For LIMIT and COUNT, hammar's answer is entirely correct so I'll not delve into them. I'll just reiterate that once you use select you'll not be able to change the query in any way again.
For JOINs, currently you are not able to do a INNER JOIN with a query that was defined in a different from (nor (FULL|LEFT|RIGHT) OUTER JOINs). However, you can do implicit joins. For example, if you have defined:
baseQuery =
from $ \(p `InnerJoin` b) -> do
on (p ^. PersonId ==. b ^. BlogPostAuthorId)

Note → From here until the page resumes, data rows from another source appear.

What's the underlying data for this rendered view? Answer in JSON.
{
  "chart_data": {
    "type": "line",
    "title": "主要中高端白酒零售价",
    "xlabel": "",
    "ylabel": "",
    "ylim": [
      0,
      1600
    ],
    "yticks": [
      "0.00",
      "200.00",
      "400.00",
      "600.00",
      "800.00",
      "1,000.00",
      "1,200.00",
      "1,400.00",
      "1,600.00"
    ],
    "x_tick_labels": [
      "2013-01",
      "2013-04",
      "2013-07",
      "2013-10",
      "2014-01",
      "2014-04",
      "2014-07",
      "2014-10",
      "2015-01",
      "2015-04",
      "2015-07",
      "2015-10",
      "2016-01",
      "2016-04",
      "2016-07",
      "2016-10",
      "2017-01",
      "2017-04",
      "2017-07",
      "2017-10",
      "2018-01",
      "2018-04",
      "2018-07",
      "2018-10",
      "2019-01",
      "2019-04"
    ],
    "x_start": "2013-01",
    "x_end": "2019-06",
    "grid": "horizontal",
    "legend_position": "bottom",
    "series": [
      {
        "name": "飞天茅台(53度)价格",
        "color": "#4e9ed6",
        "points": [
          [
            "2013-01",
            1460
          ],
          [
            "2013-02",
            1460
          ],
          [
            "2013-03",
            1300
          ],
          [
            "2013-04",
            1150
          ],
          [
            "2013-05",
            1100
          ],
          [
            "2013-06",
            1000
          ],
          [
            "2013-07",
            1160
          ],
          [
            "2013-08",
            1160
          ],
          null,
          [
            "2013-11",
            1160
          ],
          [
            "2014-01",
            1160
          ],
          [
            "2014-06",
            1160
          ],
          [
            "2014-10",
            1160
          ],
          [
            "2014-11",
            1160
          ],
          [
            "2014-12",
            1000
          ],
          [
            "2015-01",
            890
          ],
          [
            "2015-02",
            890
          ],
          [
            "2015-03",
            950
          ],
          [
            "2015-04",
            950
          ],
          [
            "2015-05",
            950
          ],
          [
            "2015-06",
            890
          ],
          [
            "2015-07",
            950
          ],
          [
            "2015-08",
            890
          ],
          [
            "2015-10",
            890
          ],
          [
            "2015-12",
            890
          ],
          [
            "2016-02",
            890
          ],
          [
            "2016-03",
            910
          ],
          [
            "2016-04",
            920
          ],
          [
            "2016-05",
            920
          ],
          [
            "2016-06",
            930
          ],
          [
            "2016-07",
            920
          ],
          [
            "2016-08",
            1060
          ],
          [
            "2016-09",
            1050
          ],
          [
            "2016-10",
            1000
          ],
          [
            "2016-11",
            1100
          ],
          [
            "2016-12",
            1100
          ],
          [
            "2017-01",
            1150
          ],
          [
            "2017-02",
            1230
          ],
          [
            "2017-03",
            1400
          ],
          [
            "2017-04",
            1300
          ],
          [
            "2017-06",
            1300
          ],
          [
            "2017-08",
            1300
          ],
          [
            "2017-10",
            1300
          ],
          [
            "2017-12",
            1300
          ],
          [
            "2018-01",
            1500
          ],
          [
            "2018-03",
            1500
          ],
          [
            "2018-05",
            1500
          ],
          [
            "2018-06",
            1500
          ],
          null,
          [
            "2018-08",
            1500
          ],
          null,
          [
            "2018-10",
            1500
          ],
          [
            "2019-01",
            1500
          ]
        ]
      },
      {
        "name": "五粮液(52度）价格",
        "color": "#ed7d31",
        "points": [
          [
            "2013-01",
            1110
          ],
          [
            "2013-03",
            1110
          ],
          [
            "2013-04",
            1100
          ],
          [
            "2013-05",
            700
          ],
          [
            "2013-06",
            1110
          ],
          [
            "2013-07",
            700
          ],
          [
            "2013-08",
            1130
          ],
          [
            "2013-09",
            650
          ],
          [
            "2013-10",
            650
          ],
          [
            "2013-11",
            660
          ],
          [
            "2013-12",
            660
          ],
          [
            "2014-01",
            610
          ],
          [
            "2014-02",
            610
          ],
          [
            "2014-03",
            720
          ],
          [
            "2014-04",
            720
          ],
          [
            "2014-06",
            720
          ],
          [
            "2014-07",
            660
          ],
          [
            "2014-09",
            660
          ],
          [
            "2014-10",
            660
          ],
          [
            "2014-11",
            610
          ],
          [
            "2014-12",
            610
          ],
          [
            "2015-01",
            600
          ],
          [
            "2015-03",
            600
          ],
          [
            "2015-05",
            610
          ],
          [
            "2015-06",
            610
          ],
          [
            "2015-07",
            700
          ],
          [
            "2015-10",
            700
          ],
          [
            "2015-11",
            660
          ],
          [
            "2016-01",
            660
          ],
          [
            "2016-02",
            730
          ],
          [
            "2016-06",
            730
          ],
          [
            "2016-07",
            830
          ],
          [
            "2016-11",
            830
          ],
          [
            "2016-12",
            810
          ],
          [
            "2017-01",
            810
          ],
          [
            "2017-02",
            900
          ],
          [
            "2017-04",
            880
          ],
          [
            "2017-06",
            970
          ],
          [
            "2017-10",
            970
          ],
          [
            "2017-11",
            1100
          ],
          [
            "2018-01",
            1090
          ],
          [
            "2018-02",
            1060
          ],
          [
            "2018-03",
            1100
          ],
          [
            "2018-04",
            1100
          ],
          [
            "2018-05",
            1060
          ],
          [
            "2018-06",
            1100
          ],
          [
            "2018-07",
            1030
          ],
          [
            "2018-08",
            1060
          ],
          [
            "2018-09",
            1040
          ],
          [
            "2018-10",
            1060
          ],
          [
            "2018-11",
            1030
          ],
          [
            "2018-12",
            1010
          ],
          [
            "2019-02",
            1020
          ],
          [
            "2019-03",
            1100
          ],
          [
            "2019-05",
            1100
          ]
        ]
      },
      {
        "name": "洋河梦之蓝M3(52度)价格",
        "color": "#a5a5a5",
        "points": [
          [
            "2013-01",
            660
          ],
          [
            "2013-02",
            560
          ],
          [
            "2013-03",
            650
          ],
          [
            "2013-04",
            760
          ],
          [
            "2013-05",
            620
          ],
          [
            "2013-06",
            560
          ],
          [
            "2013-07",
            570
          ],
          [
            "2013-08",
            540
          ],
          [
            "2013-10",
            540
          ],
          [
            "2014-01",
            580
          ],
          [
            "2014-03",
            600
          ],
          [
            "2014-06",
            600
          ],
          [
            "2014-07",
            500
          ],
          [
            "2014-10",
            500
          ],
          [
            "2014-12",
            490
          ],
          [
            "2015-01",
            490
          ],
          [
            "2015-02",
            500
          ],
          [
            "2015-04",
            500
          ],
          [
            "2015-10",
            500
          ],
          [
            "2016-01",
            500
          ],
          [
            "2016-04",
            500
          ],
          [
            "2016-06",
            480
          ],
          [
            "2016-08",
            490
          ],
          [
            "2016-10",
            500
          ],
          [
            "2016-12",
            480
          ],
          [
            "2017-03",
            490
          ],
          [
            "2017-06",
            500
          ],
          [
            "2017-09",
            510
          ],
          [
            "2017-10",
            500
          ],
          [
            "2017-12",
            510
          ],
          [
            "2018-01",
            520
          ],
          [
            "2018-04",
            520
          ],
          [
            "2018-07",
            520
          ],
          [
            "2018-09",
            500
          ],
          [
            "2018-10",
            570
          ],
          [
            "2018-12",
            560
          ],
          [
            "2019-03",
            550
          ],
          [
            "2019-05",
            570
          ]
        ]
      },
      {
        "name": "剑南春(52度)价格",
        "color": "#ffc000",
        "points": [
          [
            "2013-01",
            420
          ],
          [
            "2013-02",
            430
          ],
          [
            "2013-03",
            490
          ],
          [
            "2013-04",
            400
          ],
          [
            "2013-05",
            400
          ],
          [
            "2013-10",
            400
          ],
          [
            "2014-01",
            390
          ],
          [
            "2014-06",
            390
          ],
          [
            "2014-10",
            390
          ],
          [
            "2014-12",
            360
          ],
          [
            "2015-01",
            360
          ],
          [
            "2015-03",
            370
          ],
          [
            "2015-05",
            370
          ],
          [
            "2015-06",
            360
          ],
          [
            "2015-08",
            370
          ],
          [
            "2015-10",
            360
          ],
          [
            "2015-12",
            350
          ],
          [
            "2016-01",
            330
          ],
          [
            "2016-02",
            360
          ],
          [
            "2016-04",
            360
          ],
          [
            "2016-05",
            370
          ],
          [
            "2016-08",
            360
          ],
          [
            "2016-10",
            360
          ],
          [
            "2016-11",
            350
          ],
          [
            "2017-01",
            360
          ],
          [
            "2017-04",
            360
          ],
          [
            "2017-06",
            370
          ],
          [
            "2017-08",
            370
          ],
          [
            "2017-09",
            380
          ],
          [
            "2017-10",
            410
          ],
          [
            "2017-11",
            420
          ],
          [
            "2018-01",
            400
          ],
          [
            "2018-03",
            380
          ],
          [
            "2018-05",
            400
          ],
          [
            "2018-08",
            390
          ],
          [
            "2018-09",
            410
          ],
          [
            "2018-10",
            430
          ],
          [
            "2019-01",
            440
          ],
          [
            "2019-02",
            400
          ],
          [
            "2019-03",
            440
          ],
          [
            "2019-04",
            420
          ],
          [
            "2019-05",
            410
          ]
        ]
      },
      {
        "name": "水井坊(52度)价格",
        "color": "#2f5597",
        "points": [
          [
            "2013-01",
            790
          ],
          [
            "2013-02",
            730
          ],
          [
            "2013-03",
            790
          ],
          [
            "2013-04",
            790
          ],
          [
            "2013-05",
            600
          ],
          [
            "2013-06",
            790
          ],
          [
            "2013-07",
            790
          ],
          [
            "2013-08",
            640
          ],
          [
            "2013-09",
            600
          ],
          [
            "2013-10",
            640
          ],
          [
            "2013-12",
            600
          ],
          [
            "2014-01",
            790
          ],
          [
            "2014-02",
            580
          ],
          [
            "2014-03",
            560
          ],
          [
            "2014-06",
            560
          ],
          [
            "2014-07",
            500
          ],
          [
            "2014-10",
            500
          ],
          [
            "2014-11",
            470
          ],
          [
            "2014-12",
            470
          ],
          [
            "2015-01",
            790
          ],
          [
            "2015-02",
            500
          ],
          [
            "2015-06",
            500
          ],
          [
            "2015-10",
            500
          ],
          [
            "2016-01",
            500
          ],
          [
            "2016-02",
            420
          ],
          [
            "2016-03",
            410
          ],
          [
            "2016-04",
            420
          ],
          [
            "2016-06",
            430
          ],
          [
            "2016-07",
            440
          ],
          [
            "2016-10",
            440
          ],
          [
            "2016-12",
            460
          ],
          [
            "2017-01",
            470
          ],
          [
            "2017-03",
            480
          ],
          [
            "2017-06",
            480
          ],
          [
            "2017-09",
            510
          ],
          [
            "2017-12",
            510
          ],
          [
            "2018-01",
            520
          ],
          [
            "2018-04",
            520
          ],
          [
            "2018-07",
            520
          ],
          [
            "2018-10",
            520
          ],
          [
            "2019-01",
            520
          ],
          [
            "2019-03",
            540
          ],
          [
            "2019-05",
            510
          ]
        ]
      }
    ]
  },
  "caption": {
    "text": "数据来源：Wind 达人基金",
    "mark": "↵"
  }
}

where_ (p ^. PersonName `like` val "J%")
return (p, b)
Then you may just say:
commentsQuery =
from $ \c -> do
(p, b) <- baseQuery
where_ (b ^. BlogPostId ==. c ^. CommentBlogPostId)
return (p, b, c)
Esqueleto then will generate something along the lines of:
SELECT ...
FROM Comment, Person INNER JOIN BlogPost
ON Person.id = BlogPost.authorId
WHERE Person.name LIKE "J%"
AND BlogPost.id = Comment.blogPostId
Not pretty but gets the job done for INNER JOINs. If you need to do a OUTER JOIN then you'll have to refactor your code so that all the OUTER JOINs are in the same from (note that you can do an implicit join between OUTER JOINs just fine).